Saddam's death won't lead to anything good, as did his arrest, and trial.. As I've said before, he was a dectator, but now, to me, he was not but a leader who made things work!
It is not that Saddam was popular, he was hated by every section of Iraqi society, but as Raed wrote it takes some extreme stupidity to turn to turn Saddam from a hated dictator to a symbol of resistance and pride. Maybe extreme stupidity is what has defined this whole war from the start. Konfused Kid does, I think the best job of reconciling the mixed emotions.
My opinion is that there is a split between die-hard political commentators and ordinary Iraqis. Perhaps also politicians have become so cut off from the Iraqi street that they may as well be on another planet.
I remember a cousin telling me if Saddam ever stood against the current government in an election he would win 99% of the vote. This opinion is repeated again and again in blogs that I read and from people that I speak to. It is far from typical but it is there.
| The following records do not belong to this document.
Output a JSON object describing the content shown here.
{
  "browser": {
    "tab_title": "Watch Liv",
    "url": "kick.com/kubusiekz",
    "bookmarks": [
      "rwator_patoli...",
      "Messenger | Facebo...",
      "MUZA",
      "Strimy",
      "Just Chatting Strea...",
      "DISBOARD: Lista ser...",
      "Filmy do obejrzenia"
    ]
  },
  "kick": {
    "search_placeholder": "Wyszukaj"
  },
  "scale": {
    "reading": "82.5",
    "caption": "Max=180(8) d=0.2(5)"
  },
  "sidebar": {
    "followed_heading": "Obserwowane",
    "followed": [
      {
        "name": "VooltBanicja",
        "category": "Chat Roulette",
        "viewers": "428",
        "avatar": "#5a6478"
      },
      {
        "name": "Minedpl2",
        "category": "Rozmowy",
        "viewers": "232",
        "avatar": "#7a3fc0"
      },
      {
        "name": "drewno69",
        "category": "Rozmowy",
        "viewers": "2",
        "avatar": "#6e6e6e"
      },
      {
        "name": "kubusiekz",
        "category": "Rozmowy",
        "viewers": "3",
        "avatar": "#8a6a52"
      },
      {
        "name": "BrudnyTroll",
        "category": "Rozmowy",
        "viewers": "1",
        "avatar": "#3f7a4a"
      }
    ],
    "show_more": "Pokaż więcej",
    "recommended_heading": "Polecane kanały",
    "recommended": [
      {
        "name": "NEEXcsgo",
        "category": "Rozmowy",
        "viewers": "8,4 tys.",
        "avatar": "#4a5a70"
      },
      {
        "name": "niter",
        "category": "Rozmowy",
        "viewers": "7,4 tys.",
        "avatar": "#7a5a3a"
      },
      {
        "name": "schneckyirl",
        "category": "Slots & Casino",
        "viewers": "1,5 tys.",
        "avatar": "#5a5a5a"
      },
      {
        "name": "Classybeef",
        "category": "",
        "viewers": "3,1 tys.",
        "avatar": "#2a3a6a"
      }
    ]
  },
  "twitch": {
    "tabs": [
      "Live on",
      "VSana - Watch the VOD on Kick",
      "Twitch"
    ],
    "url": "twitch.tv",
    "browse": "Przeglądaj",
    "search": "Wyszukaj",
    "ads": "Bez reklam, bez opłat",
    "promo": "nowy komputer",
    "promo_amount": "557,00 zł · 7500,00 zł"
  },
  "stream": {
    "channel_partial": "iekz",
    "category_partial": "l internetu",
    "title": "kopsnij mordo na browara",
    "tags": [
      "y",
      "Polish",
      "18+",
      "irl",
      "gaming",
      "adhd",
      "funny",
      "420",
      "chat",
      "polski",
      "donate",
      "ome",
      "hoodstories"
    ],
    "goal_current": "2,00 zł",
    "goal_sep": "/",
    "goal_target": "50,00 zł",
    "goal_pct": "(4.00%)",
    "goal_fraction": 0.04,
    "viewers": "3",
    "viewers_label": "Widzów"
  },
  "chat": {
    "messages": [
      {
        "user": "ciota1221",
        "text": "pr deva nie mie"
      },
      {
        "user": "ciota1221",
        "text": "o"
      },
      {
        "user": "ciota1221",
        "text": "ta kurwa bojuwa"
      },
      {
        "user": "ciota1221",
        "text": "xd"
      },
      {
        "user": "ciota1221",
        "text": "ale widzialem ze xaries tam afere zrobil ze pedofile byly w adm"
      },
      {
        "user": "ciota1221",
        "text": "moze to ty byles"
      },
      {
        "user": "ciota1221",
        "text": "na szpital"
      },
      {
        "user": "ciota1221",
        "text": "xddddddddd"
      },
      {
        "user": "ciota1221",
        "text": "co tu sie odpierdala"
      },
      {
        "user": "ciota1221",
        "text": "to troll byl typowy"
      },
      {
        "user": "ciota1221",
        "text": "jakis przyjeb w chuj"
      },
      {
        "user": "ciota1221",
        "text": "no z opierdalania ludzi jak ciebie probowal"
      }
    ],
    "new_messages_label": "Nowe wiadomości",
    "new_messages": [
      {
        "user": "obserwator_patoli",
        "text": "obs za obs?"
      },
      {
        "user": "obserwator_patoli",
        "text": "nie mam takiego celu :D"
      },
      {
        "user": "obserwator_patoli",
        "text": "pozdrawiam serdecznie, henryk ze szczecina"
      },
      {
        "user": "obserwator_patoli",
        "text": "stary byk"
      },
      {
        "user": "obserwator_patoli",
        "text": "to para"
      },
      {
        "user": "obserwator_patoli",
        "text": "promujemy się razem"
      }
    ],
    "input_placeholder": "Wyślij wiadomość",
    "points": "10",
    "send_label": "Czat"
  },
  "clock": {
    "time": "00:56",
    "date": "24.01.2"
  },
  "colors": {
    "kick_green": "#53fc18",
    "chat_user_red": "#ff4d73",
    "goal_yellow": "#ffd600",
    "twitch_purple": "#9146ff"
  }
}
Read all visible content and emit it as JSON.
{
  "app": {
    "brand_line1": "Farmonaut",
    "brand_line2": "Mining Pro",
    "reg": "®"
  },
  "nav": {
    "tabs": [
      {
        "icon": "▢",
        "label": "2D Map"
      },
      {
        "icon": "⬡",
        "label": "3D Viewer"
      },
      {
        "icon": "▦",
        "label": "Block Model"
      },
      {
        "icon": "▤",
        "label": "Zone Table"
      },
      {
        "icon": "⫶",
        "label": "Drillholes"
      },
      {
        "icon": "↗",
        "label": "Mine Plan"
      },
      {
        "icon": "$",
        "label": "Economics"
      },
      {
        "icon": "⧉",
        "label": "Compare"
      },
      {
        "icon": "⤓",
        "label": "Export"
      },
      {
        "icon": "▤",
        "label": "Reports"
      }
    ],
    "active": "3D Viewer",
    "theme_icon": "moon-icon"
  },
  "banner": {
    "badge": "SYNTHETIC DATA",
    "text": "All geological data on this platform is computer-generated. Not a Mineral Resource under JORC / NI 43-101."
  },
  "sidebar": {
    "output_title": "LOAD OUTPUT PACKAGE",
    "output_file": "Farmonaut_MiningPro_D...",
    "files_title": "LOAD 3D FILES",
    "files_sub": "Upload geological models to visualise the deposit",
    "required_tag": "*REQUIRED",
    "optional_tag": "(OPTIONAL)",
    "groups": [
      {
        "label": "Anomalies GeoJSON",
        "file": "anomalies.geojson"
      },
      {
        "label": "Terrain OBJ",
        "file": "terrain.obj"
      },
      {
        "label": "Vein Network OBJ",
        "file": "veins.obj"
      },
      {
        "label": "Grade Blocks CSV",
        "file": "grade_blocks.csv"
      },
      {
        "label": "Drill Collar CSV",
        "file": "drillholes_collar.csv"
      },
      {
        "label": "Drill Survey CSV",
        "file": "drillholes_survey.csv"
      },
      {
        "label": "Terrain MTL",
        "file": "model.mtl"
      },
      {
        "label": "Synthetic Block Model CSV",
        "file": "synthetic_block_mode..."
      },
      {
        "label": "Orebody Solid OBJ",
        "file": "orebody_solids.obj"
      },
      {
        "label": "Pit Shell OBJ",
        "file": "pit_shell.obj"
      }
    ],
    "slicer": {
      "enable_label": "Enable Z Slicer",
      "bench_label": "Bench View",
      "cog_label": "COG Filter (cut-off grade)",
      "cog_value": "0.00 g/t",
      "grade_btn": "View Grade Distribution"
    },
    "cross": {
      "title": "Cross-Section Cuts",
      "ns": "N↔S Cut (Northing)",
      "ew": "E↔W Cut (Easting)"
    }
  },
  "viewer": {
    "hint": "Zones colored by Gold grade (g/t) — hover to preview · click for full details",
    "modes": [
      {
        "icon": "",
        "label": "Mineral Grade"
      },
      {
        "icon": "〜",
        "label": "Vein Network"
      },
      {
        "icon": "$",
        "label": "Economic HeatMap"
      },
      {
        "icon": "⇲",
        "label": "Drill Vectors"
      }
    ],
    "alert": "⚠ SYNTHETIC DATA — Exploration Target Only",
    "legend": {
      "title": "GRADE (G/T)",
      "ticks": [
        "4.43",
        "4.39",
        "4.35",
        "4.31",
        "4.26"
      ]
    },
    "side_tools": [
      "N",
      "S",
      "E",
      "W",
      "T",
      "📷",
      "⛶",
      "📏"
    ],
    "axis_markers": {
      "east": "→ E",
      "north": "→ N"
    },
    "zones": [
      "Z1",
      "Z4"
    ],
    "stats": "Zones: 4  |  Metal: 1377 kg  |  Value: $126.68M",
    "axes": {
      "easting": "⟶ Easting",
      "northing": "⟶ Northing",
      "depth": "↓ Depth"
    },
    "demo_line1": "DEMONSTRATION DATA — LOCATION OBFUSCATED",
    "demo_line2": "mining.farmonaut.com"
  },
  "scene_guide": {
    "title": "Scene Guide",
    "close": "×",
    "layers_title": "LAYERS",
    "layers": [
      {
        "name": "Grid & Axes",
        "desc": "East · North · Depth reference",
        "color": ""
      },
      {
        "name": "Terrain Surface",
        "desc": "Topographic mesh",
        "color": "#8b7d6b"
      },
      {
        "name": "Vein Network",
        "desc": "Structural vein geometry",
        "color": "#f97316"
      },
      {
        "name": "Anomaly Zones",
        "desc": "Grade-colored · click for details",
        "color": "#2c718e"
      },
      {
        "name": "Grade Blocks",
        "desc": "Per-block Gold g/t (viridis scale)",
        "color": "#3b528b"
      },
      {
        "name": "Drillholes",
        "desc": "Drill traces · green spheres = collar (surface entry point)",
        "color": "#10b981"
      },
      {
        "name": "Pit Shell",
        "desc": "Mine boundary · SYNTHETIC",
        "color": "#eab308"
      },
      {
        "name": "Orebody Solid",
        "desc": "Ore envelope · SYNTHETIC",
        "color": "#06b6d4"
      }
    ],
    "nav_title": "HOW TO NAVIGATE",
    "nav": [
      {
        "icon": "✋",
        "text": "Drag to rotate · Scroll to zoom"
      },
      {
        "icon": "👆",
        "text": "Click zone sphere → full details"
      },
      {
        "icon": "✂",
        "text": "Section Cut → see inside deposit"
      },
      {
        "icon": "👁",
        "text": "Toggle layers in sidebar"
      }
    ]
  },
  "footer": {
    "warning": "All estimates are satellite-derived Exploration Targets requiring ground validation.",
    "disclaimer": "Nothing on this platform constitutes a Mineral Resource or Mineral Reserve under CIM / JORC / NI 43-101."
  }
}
It is not the entrenching of opposition from the Sunni population that should concern the Iraq Govt and America. But, as I can conclude from my readings of the blogodrome, they have now gained the widespread hatred of the Iraqi middle classes and more importantly the youth.
Perhaps Saddam's execution has had some positive effect. The timing and its haste has brought people together in unity against the status quo. What do you think?